I believe with all my heart that my mother has a borderline personality disorder. It took me many years to figure out what to call it. It looks like different things at different points in her life, but all tallied, this is my best fit for what I see and experience.

The problem is (and to be honest, there are many problems) that my mother is a psychologist. A clinical psychologist, no less, who has worked at borderline clinics. But that is not all. She also writes books on parenting. Try bringing this one in for family therapy.

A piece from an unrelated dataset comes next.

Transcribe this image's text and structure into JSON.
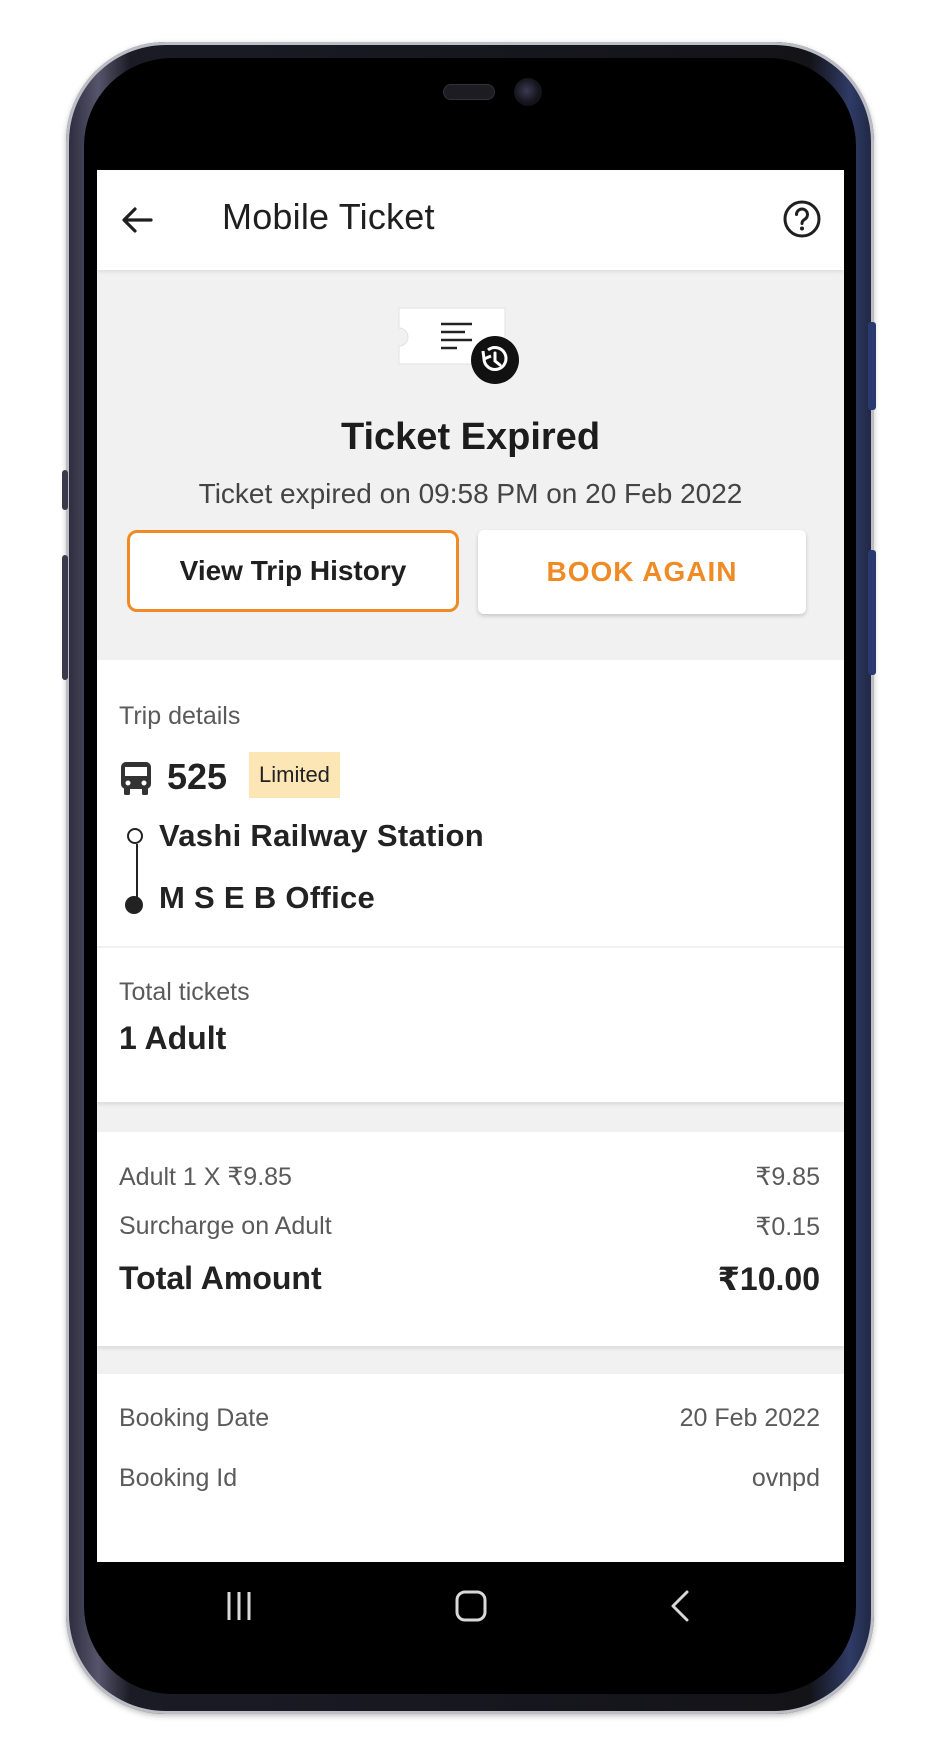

However, in her last iteration of instability, we did just that, or at least we tried, until our therapist told us she could not continue until my mother was off of substances.

In the past year she went from a well paid job, an apartment in the same town we live in and occasional dinners with my family, to being homeless for four months, crashing with friends, ruining marriages, and drinking and drugging so much she has to be regularly hospitalized.

Fantastic. So how do I respond to this? 15 years ago I would have been with her in the moment, enabling and defending her and upholding her deluded reality. 10 years ago I would have stepped in to help with the crisis (for my little sister's sake more than for my mother's at that point, as she was only 13). 5 years go I was starting to take a stand, but would still put a next day ticket on an almost maxxed out credit card to fly to be with my mother who "had a stroke" (with many empty pill bottles around). Now, I distance.

A wise woman once told me what happens to people who empathize with crazy people: they go crazy. And that was where I was, trying to connect my mother's "reality" to reality. I was trained well and it has taken years of consistent work to free myself and I'm not quite there, but I'm pretty damned far along.

I will not get into the back story right now. But I did want to finally commit to putting something out there in this shared space, bravely as a testimony to my experience.

A friend reminded me the other day that it will not always feel this raw. And I think that is true. Her roller coaster is never ending, yes, but I am finally getting off of her ride.